Testing improvements to Lambda VPC Networking
- 3 minutes read - 542 wordsBackground
Yesterday, Chris Munns updated a blog post stating that the Lambda VPC networking improvements have been fully rolled out to the US East (Ohio), EU (Frankfurt), and Asia Pacific (Tokyo) regions. This gave me a chance to run a simple test to see if I could notice any reduction in latency.
The Setup
To setup the test, I created a quick project to deploy a lambda function associated with a VPC, and one that was not. You can find the project here if you want to run it yourself.

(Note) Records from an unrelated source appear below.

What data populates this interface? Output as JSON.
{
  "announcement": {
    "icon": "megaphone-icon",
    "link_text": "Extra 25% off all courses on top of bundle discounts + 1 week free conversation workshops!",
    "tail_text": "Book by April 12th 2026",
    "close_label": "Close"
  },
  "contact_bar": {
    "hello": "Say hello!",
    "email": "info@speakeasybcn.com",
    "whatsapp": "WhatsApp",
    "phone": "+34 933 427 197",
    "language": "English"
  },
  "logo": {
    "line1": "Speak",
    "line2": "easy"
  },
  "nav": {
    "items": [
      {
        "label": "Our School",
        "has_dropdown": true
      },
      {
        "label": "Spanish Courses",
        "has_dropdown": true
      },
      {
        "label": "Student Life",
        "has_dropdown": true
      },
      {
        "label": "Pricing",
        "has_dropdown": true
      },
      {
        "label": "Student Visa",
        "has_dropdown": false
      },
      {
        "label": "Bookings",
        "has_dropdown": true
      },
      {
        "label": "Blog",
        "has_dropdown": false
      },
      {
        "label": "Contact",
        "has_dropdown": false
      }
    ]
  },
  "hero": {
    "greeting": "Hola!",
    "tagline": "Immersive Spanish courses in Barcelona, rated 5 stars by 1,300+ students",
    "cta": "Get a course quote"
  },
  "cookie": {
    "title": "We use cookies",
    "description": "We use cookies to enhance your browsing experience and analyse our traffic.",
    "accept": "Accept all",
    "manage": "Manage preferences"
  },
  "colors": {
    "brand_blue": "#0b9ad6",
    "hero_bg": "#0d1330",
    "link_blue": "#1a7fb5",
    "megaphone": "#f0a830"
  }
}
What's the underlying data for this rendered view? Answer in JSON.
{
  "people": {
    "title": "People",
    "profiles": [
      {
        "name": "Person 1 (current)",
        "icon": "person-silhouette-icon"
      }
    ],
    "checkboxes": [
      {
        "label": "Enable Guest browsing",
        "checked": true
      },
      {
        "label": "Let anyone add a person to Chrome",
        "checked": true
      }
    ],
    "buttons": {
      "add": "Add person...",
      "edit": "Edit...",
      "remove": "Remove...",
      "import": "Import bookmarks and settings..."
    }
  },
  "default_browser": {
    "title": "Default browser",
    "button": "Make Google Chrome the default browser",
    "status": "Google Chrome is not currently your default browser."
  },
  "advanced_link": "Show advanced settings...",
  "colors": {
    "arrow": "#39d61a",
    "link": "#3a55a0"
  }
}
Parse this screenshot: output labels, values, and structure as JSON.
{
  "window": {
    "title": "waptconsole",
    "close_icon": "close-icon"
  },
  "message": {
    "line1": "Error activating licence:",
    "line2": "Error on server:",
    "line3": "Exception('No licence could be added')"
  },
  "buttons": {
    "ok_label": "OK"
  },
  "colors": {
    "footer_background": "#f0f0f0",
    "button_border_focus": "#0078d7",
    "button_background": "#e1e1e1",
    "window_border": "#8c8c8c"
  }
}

The project used the Serverless Framework to create all the infrastructure required. To keep everything to a minimum, the project created a VPC, a single public subnet, and a security group. Alongside the two lambda functions, I also created an API Gateway to provide an http
endpoint, and enabled X-Ray tracing.
Deployment
Deploying the functions is straightforward. The provider
section of the serverless.yml
file includes the following line
region: ${opt:region, 'eu-central-1'}
This means running the following command will deploy everything required into the EU (Frankfurt) region:
sls deploy
It’s important to make a note of the two URL’s returned for testing. I also stood up the stack in the EU (Ireland) region by using the following command:
sls deploy --region=eu-west-2
Testing
I ran the tests using Artillery
This can be installed using the following command:
npm install -g artillery
Once installed and the demo deployed, you can test using the following command:
artillery quick --count 50 -n 10 {URL}
The count
creates the specified number of “virtual users”, each of which send the -n
number of HTTP GET requests to the URL.
Results
The results of testing the VPC attached lambda in the EU (Ireland) region where the optimisations have not been rolled out yet are shown below:
Summary report @ 00:02:16(+0100) 2019-09-28
Scenarios launched: 50
Scenarios completed: 50
Requests completed: 500
RPS sent: 23.19
Request latency:
min: 42.7
max: 20448.5
median: 62.9
p95: 10630.5
p99: 11442.1
Scenario counts:
0: 50 (100%)
Codes:
200: 500
The p95 duration took over 10 seconds, and you could see number of these 10+ second response times in the x-ray trace overviews:
A big rationale for this is the number of new network interfaces that needed to be created and attached:
How did this compare to testing the VPC attached lambda in the EU (Frankfurt) region?
The difference was incredible. The output from the same test run in artillery is shown below:
Summary report @ 00:01:10(+0100) 2019-09-28
Scenarios launched: 50
Scenarios completed: 50
Requests completed: 500
RPS sent: 203.25
Request latency:
min: 55.8
max: 608.2
median: 110.1
p95: 475.3
p99: 570.2
Scenario counts:
0: 50 (100%)
Codes:
200: 500
That is an amazing decrease in the p95 latency of > 95%
The blog post talked about the network interface creation taking place at the Lambda function creation time. This network interface in the VPC is mapped to the Hyperplane ENI which can scale to support large numbers of concurrent connections. A quick check confirms that after the optimisation, this test only required a single ENI which was created when the Lambda function was deployed.
So there you have it. Excessive cold start times removed with one improvement. Hugely impressive and congratulations to everyone involved in this.